Helmets may be any colour or style, but white is not preferable, being the preferred colour of the show-off and prone to getting dirty. Helmets can be worn when venturing indoors. The Scottish Cyclist doesn’t care what people think of him/her.
16. Saddles and handlebar tape may be any colour, but white is highly impractical due to the filth thrown up from Scottish roads. Black is therefore the most sensible colour. Cleansing or replacement of tape must always be performed by the cyclist as per item 8. above.
17. Facial hair is certainly not prohibited, in fact it may be extremely useful to insulate the face. This is especially practical for long-distance tours.
18. As the most widely available and best value, Shimano components are preferred. Under no circumstances should the Scottish Cyclist use Campagnolo simply to show to his peers how stylish and wealthy he is. Stylish, expensive kit is no substitute for dogged training at ungodly hours of the day in horrible conditions with a heavy bike.
19. If the Scottish Cyclist finds himself in the presence of a cyclist riding a bike costing more than 2000€ he shall regard his “acquaintance” with a mixture of disdain and SEVERE condescension, unless the rider’s ability is commensurate with the cost of his equipment.

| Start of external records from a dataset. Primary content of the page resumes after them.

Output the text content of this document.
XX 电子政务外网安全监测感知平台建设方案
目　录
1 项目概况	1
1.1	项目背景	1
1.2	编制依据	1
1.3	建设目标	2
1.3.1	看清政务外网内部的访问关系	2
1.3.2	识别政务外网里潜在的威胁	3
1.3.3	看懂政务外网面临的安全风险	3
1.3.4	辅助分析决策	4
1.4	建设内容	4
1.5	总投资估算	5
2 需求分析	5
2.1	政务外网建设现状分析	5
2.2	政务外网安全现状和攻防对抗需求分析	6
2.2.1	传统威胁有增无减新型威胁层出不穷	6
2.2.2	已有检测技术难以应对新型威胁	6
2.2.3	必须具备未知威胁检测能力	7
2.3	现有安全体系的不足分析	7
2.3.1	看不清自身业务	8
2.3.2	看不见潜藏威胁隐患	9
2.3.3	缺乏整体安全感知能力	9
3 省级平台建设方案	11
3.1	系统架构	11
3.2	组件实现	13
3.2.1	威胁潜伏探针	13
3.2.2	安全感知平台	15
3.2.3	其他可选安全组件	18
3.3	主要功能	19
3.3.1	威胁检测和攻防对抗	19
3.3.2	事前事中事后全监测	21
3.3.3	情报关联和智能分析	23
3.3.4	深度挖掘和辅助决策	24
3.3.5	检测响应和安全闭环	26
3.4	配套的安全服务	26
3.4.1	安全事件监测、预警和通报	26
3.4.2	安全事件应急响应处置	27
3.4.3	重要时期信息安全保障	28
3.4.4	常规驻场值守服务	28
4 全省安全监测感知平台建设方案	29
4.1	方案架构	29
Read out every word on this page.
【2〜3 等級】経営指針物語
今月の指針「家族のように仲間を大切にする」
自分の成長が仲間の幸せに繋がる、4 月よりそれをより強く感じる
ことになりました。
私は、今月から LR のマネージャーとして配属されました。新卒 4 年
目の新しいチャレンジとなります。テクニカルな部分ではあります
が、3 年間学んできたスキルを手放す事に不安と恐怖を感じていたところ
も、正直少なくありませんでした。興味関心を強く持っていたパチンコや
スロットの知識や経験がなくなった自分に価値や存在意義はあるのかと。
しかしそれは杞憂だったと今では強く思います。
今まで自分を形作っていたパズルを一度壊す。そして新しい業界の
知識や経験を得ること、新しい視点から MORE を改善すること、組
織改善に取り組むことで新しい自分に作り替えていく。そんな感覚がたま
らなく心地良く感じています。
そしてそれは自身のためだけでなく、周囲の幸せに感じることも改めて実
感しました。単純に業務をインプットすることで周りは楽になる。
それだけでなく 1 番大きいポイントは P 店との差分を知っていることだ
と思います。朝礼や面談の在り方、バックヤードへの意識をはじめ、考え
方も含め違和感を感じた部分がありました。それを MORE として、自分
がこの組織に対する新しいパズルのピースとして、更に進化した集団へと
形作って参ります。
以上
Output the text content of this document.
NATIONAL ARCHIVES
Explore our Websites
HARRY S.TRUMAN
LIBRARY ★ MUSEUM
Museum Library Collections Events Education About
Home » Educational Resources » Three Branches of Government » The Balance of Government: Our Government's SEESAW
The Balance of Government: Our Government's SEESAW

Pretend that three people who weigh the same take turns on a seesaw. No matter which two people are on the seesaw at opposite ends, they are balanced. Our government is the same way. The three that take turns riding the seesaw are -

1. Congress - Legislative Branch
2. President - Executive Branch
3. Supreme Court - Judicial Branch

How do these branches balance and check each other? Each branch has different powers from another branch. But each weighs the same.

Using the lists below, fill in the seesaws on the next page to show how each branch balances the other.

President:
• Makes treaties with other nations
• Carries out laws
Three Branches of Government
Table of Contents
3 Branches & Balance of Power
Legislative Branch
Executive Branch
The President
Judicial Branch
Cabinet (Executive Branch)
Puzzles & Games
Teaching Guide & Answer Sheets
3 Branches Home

20. Generally any physical activity other than cycling is encouraged, especially if it is outdoors. Cycling of course, should be preferred at all times, and if The Scottish Cyclist does indulge in other sports, he must be careful not to overdo it. Sports that are approved by the Scottish Cyclist Rules are fell running, cross-country running, Munro climbing and swimming across lochs.
21. One point where the Scottish Cyclist is in agreement with the Euro Cyclist: in the event a motorist disturbs one’s ride: one shall proceed to ride up beside the car, form a clenched fist and bang the boot of the car while shouting and swearing. In fact, the broad Scottish accent is infinitely better at expressing doing one’s rage than Italian. Wild arm and head movements however, add to the effect, in both languages.
22. The seatbag and frame pump are essential pieces of equipment. These are needed when the Scottish Cyclist punctures in the middle of a 200-mile training ride through the Highlands, hours from civilisation.
23. Mud guards are necessary that the rider can ride through winter and foul spring/autumn conditions. Mirrors are not allowed unless one is too old or infirm to to turn one’s head.
24. The use of 25- or 27-toothed cogs are acceptable due to the propensity of ridiculously steep mountainous training routes that the Scottish Cyclist rides. 25 and 27 tooth cogs may also be necessary for the Scottish Cyclist that fuels himself on Irn-Bru and sausage rolls. A single fixed gear is preferred though. Graeme Obree won the Tour de Trossachs mountain time trial, over the Dukes Pass and the Braes of Greenock on a fixed gear- nuff said.
25. The Scottish Cyclist should never feature his/her personalised nameplate on his bike. The bike should be significantly individual to distinguish it from other bikes, even of the same make and model (preferably through customised parts).
26. Road pedals (e.g Shimano SPD-SL) are preferred, however mountain bike SPDs are acceptable should the Scottish Cyclist need them for practical reasons- e.g. in order to wear commuting shoes for the daily ride from Lochgilphead to Glasgow, or should the rider want to switch easily from his/her road bike to mountain bike.
27. While strong black coffee is fine, tea or white instant coffee is a much more Scottish drink. Better yet, the Scottish Cyclist shall drink Irn-Bru with a shot of his single malt whisky of choice.
28. Motivational music during training shall consist of whatever motivates the Scottish Cyclist! Suggested tracks include:
500 Miles – The Proclaimers
Caledonia – Rod Stewart
Why Does it Always Rain on Me? – Travis
Take The Long Way Round – Teenage Fanclub
29. Water bottles shall preferably be freebies from sportive rides or found at the side of the road when watching pro races. Under no circumstances should they be discarded until completely spent, even when not matching bike or clothing colours.